Sarı-Kırmızılılar, yokluklar içinde de varolunabileceğinin, hatta imkansızlıklardan mucizeler yaratılabileceğininmen güzel örneklerinden birini Anadolu Efes'i yenerken verdiler.
Defalarca yazıp çizdik ancak yine de hatırlatmakta bir sıkıntı yok. Öyle badireler atlatmış ki Sarı-Kırmızılılar, başka bir kulübün başına gelse basketbol şubesinin kapısına kilit bile vurabilir. Sezon başlamadan yeni transfer Henry Domercant'la geçen sezonun parlayan genç yıldızı Göksenin Koksal sakatlığa kurban verilmiş. Hatta Domercant, iyileşip geri döndüğü maçta yeniden sakatlanıp sezonu kapamış... Ardından işler iyi giderken, Hawkins bombası patlamış, siyahi oyuncu uyuşturucu kullandığı için dopingli çıkmış... Kupayı finalde kaybederken 'yeni Hawkins' denen Jamont Gordon 2 maç ceza almış...'Tüm yükler onun omuzlarında' dendiği anda ise bu sefer Cenk Akyol, zatürre olup yatağa düşmüş... Efes'in karşısına bu kadar aksilikle son derece dar bir kısa rotasyonuyla çıktığı maçta başına gelenler bununla da kalmamış, Hawkins'in yerine transfer edilen Gürcü Markoishvili de 5. dakikada faul problemine girmiş... Kısacası kısalarda tüm sorumluluk Engin Atsür, Carlos Arroyo ve Ender Arslan'ın üzerine binmiş... Yani anlayacağınız Galatasaray'da "lanet" kol geziyor!.. Ancak tüm bu olumsuz görüntüye rağmen Ergin Ataman'ın biraz mecburiyetten de olsa "3 uzun kumarı" takır takır işlerken, Engin, Arroyo ve Ender üçlüsü toplamda 32 sayı, 11 asistle Sarı-Kırmızılılar'a ihtiyacı olan "hayat öpücüğünü" verince Efes'i herkesin banko favori gördüğü maçta kazanan Galatasaray oldu. Ndong, Furkan, Macvan ve Ersin dörtlüsü Efes'i 45-27 gibi ezici bir ribaund üstünlüğüyle yıkarken, Efes rakibinin 3 uzunlu ve değişmeli savunmasına karşı "panzehir üretmede" 40 dakika boyunca aciz kalmanın bedelini pahalıya ödedi.

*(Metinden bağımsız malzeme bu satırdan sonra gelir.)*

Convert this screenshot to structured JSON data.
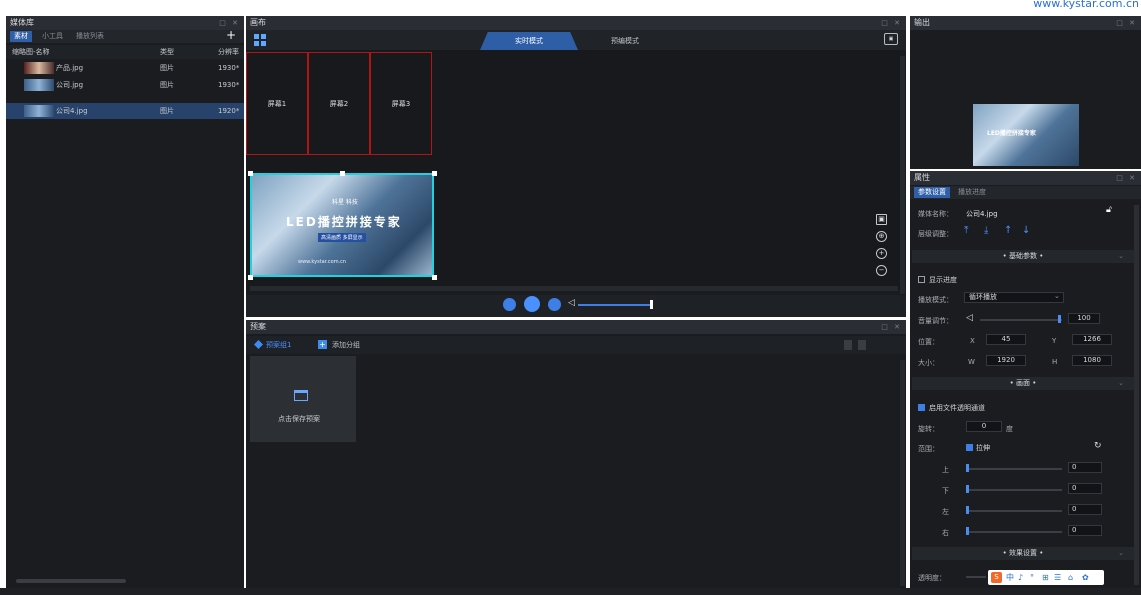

Olin, Hacettepe deplasmanında altın değerinde bir galibiyet çıkarırken, Antalya BŞB. de Aliağa Petkim'i yenerek kümede kalma yarışında varoluş adına önemli bir hamle yaptı. Tofaş'ın 19 sayı geriden gelip bitime 3.30 kala eşitlediği maçta 12-0'lık seriyle kaybedişi ise onlar adına haftanın en büyük 'hayal kırıklığı' olsa gerek...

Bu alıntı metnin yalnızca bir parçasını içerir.